La plateforme de prêt décentralisé Aave a déposé une motion d'urgence pour faire annuler une ordonnance de saisie visant 71 millions de dollars en ether récupérés par le Conseil de sécurité d'Arbitrum après le piratage de Kelp DAO en avril, qui avait causé des pertes estimées à 290 millions de dollars.
Le cabinet d'avocats Gerstein Harrow, agissant au nom de clients nord-coréens, a demandé la saisie de ces fonds, affirmant qu'ils appartiennent à la Corée du Nord et doivent être utilisés pour régler des jugements impayés. Aave conteste cette demande, qualifiant l'ordonnance de « préjudiciable immédiate » pour ses utilisateurs innocents.
Un litige autour de fonds récupérés
Le 1er mai, Gerstein Harrow a déposé une ordonnance de saisie, arguant que les fonds saisis par Arbitrum, considéré comme un « tiers saisi potentiel », étaient en réalité des avoirs nord-coréens. Le cabinet cherche à récupérer ces fonds pour ses clients, qui n'ont pas été indemnisés par la Corée du Nord pour des dommages antérieurs.
Ce n'est pas la première fois que Gerstein Harrow s'en prend à des projets crypto liés à des fonds nord-coréens. Le cabinet a déjà engagé des actions similaires contre d'autres plateformes du secteur.
Les conséquences du piratage de Kelp DAO
Le 18 avril, le piratage de Kelp DAO a exploité une faille dans l'infrastructure de pontage de Layer Zero, permettant aux hackers de libérer frauduleusement 290 millions de dollars en rsETH. Ces derniers ont ensuite emprunté 236 millions de dollars en WETH sur Aave en utilisant les rsETH volés comme garantie partiellement non adossée.

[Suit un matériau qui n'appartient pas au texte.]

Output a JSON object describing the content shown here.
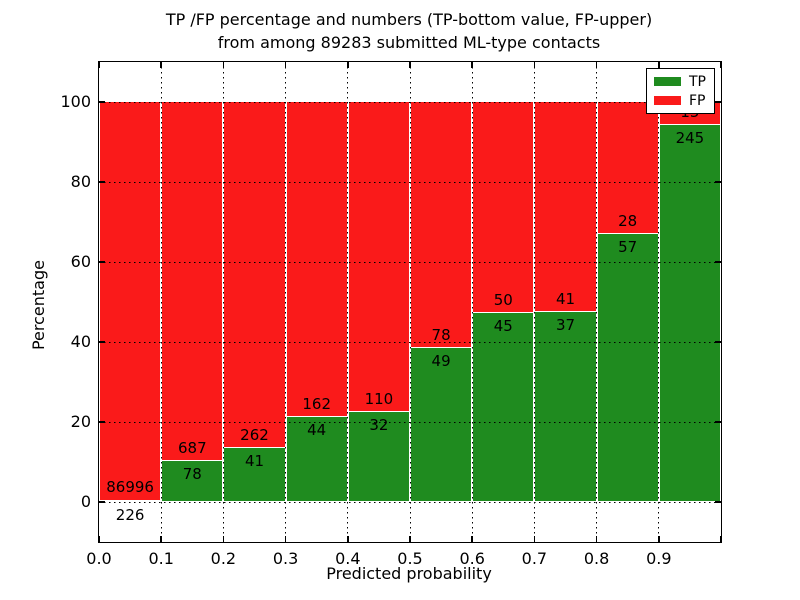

Cette opération a exposé Aave à un risque de créances douteuses estimé entre 124 et 230 millions de dollars. Pour limiter les dégâts, le Conseil de sécurité d'Arbitrum a gelé 30 766 ETH liés à l'exploitation, en coordination avec les autorités judiciaires.
Une réponse ferme d'Aave
Aave rejette catégoriquement l'argument de Gerstein Harrow selon lequel « la possession fait la propriété ». La plateforme qualifie cette logique de « dénuée de sens, de bon sens et de fondement juridique », la comparant à la maxime enfantine « trouveurs, gardiens ». Elle souligne que, dans ce cas, c'est la communauté blockchain d'Arbitrum qui détient légitimement les fonds, et non la Corée du Nord.
Une audience est prévue le 6 mai pour examiner les arguments des parties.
Gerstein Harrow, un acteur controversé
Le cabinet Gerstein Harrow est largement critiqué dans la communauté crypto. L'experte en sécurité Taylor Monahan l'a qualifié de « pire que des chasseurs d'ambulances », l'accusant de profiter du travail d'autres pour obtenir des gains financiers. Elle cite notamment un cas où le cabinet a tenté de saisir 2,5 millions de dollars en USDC gelés, en s'appuyant sur des recherches d'un autre enquêteur blockchain, ZachXBT.
Ce dernier a dénoncé les méthodes « prédatrices » de Gerstein Harrow, qui a utilisé ses travaux pour réclamer des fonds liés à un litige vieux de 26 ans, sans aucun lien avec les piratages ou les cryptomonnaies.
Gerstein Harrow a déjà engagé des poursuites contre plusieurs projets DeFi et crypto, renforçant sa réputation controversée dans l'écosystème.